# 100% Breite Fehler = Lücke



## Nofear (19. Januar 2003)

Hi!

Ich habe das mit den 100% Breite immer noch nicht richtig gerafft 
Es geht um folgendes.

Klick auf Enter, dann klickt auf den Zurückbutton. Jetzt ist eine Lücke rechts neben dem Scrollbar zu erkennen.

Wie kriege ich diese Lücke weg?
Hat da jemand ne Idee?

Danke im voraus


----------



## Nofear (19. Januar 2003)

* zum besseren Verständnis meines Problems *


----------



## Jan Seifert (19. Januar 2003)

höchstens mit einem meta-refresh


----------



## 2Pac (19. Januar 2003)

ich hab das selbe problem ich auf meiner Page nur unten...
Ich hab ne grosse Tabelle gemacht und gesagt:
<table style="WIDTH: 990px; HEIGHT: 100%"> aber es geht nicht wirklich, denn wenn ich den script so einbau dann verändert er sich immer wieder  kann mir vielleicht auch wer helfen?(er verändert die festgelegte Breite und Höhe  manchmal und manchmal ists so wies soll) wer mal sehn will kann ja mal auf http://turniere.germanfifagamer.de/sF/index.htm schaun.

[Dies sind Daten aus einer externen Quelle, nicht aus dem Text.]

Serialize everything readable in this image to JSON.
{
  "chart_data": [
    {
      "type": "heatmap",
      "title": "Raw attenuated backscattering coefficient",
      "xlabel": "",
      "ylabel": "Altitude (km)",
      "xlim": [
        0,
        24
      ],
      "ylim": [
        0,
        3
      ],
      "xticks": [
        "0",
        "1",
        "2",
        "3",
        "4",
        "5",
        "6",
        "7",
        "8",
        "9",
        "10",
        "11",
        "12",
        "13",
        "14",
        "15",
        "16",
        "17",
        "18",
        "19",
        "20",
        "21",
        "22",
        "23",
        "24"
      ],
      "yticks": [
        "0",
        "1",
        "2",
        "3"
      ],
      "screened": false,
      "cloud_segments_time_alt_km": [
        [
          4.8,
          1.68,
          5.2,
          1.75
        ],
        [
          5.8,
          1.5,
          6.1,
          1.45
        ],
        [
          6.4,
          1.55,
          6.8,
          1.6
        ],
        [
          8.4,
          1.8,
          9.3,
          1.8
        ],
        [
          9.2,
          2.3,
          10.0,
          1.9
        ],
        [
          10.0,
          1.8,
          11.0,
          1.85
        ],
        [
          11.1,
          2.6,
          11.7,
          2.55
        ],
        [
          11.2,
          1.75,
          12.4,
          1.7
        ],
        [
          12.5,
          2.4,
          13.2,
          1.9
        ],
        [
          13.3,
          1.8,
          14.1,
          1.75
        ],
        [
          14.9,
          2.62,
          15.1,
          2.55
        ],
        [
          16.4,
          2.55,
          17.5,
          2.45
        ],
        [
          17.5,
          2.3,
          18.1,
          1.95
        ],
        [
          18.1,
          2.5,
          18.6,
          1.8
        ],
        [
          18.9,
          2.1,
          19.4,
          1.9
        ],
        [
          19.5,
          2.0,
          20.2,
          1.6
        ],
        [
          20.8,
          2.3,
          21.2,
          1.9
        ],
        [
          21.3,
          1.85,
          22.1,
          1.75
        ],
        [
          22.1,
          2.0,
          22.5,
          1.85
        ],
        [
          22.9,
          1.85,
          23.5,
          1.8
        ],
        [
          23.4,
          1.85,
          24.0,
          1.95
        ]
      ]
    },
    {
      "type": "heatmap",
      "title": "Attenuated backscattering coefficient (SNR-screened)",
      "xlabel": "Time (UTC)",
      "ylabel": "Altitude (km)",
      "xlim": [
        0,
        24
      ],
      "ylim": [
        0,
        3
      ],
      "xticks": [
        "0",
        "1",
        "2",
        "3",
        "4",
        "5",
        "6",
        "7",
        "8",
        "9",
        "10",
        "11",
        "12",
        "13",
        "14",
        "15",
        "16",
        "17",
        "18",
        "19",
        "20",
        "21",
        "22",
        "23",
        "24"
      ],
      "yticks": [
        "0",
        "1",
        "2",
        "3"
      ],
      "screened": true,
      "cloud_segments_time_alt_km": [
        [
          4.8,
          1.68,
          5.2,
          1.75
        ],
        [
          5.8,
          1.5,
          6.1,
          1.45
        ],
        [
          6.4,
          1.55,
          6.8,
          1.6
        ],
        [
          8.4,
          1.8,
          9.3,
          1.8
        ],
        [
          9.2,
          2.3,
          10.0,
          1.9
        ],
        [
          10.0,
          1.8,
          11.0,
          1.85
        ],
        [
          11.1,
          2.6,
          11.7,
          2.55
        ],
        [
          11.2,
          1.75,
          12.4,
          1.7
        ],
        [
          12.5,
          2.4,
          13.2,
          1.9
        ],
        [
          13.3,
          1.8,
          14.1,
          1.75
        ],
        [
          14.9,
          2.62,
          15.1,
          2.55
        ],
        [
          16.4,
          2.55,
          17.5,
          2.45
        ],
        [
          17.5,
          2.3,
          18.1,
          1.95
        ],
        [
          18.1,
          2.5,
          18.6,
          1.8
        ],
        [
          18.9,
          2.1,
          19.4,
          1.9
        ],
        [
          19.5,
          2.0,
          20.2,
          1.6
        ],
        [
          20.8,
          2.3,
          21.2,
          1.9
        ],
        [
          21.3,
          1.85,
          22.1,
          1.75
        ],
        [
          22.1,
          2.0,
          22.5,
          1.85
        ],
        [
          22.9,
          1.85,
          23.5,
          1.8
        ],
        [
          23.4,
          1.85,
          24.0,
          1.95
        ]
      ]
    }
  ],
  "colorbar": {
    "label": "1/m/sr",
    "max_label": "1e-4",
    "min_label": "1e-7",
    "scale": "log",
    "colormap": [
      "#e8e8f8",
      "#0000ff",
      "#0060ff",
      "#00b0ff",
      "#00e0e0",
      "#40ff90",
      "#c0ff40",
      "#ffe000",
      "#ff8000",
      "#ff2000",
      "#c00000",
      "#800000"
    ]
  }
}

Wäre sehr nett wenn mir und dem NoFear helfen könnte denn sein Problem is ja das gleiche im Prinzip glaub ich mal ^^


----------



## 2Pac (19. Januar 2003)

hmm komisch jetzt gehts doch  No Fear versuchs doch auch mal so?


----------



## Nofear (19. Januar 2003)

@ [DA]-2Pac-

Du hast ja meinen Topic missbraucht, schäm dich 
====================================================

Ich habe die Höhe in Pixel (px) und die Breite in Prozent (%) angegeben. Daran kann es nicht liegen.

Es gibt doch so viele Seiten, wo die Grafik die ganze Bildschirmbreite ausnutzt mit Hilfe von Background+Tabelle.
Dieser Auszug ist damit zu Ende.